La transition écologique du transport maritime pourrait profondément modifier l’équilibre concurrentiel entre les ports marocains au cours des prochaines années. Alors que l’Organisation maritime internationale (OMI) accélère la mise en place de nouvelles règles destinées à conduire le secteur vers la neutralité carbone à l’horizon 2050, le Maroc se trouve confronté à un défi stratégique qui dépasse largement la seule question environnementale.

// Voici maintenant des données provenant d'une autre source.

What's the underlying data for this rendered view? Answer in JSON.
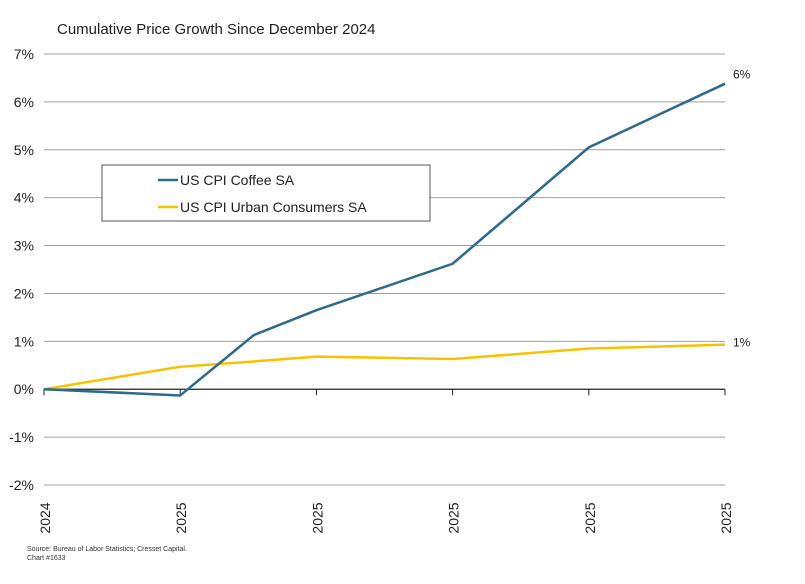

Selon une étude réalisée par Deep Blue et l’Institut de recherche en énergie solaire et énergies nouvelles (IRESEN), les futures réglementations internationales introduiront de nouvelles obligations en matière d’émissions carbone, de suivi des consommations énergétiques et d’utilisation de carburants alternatifs. Ces changements pourraient remodeler durablement la hiérarchie portuaire mondiale et, par conséquent, celle des infrastructures marocaines.

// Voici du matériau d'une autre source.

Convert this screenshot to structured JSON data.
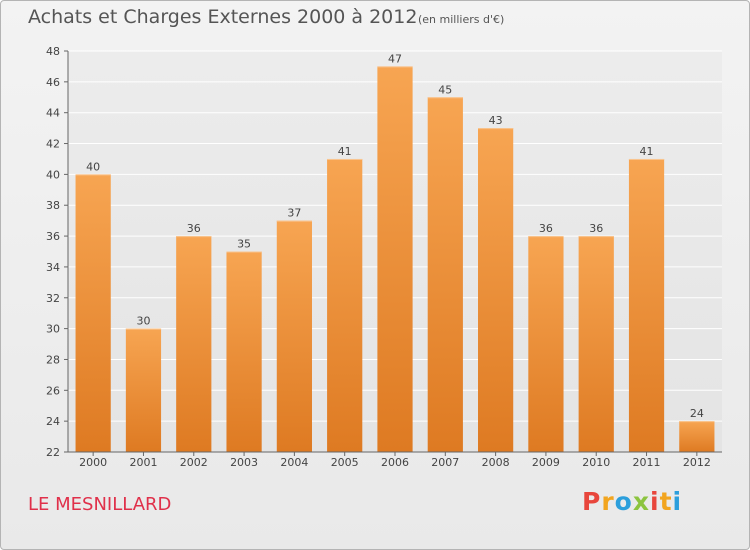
{
  "chart_data": {
    "type": "bar",
    "title": "Achats et Charges Externes 2000 à 2012",
    "subtitle": "(en milliers d'€)",
    "categories": [
      "2000",
      "2001",
      "2002",
      "2003",
      "2004",
      "2005",
      "2006",
      "2007",
      "2008",
      "2009",
      "2010",
      "2011",
      "2012"
    ],
    "values": [
      40,
      30,
      36,
      35,
      37,
      41,
      47,
      45,
      43,
      36,
      36,
      41,
      24
    ],
    "ylim": [
      22,
      48
    ],
    "yticks": [
      22,
      24,
      26,
      28,
      30,
      32,
      34,
      36,
      38,
      40,
      42,
      44,
      46,
      48
    ],
    "grid": true,
    "bar_color": "#f0993e",
    "legend": "none"
  },
  "footer": {
    "city": "LE MESNILLARD",
    "brand_letters": [
      "P",
      "r",
      "o",
      "x",
      "i",
      "t",
      "i"
    ],
    "brand_colors": [
      "#e8463c",
      "#f2a51f",
      "#2c9fdc",
      "#8cc43f",
      "#e8463c",
      "#f2a51f",
      "#2c9fdc"
    ]
  }
}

Pour le Royaume, l’enjeu est particulièrement important. Plus de 90% des échanges commerciaux extérieurs transitent par voie maritime et les ports constituent aujourd’hui l’un des principaux leviers de compétitivité économique. Dans ce contexte, la capacité à s’adapter rapidement aux nouvelles exigences environnementales pourrait devenir un facteur déterminant d’attractivité pour les compagnies maritimes internationales.

L’étude souligne que Tanger Med apparaît aujourd’hui comme le port marocain le mieux préparé à cette transition. Le complexe portuaire bénéficie déjà d’une alimentation électrique à quai et fonctionne entièrement à partir d’électricité verte depuis le début de l’année 2025. Plusieurs projets liés aux énergies renouvelables et à l’hydrogène vert sont également en cours de déploiement dans le cadre de partenariats industriels internationaux.

Cette avance pourrait s’avérer décisive au moment où les armateurs seront de plus en plus contraints de réduire l’empreinte carbone de leurs opérations. Les ports capables d’offrir des services compatibles avec les nouvelles normes environnementales disposeront d’un avantage compétitif croissant dans la course aux grands flux mondiaux de marchandises.

À l’inverse, d’autres plateformes marocaines se trouvent encore à des stades moins avancés. À Casablanca, plusieurs projets liés à l’alimentation électrique des navires et aux carburants alternatifs restent au niveau des études. Nador West Med poursuit son développement mais ne devrait pas disposer immédiatement de l’ensemble des infrastructures vertes exigées par les nouvelles réglementations internationales. Quant au futur port Dakhla Atlantique, il mise davantage sur des projets à plus long terme liés aux carburants de synthèse et aux e-fuels.

Cette différence de maturité pourrait progressivement redessiner les équilibres au sein du système portuaire national.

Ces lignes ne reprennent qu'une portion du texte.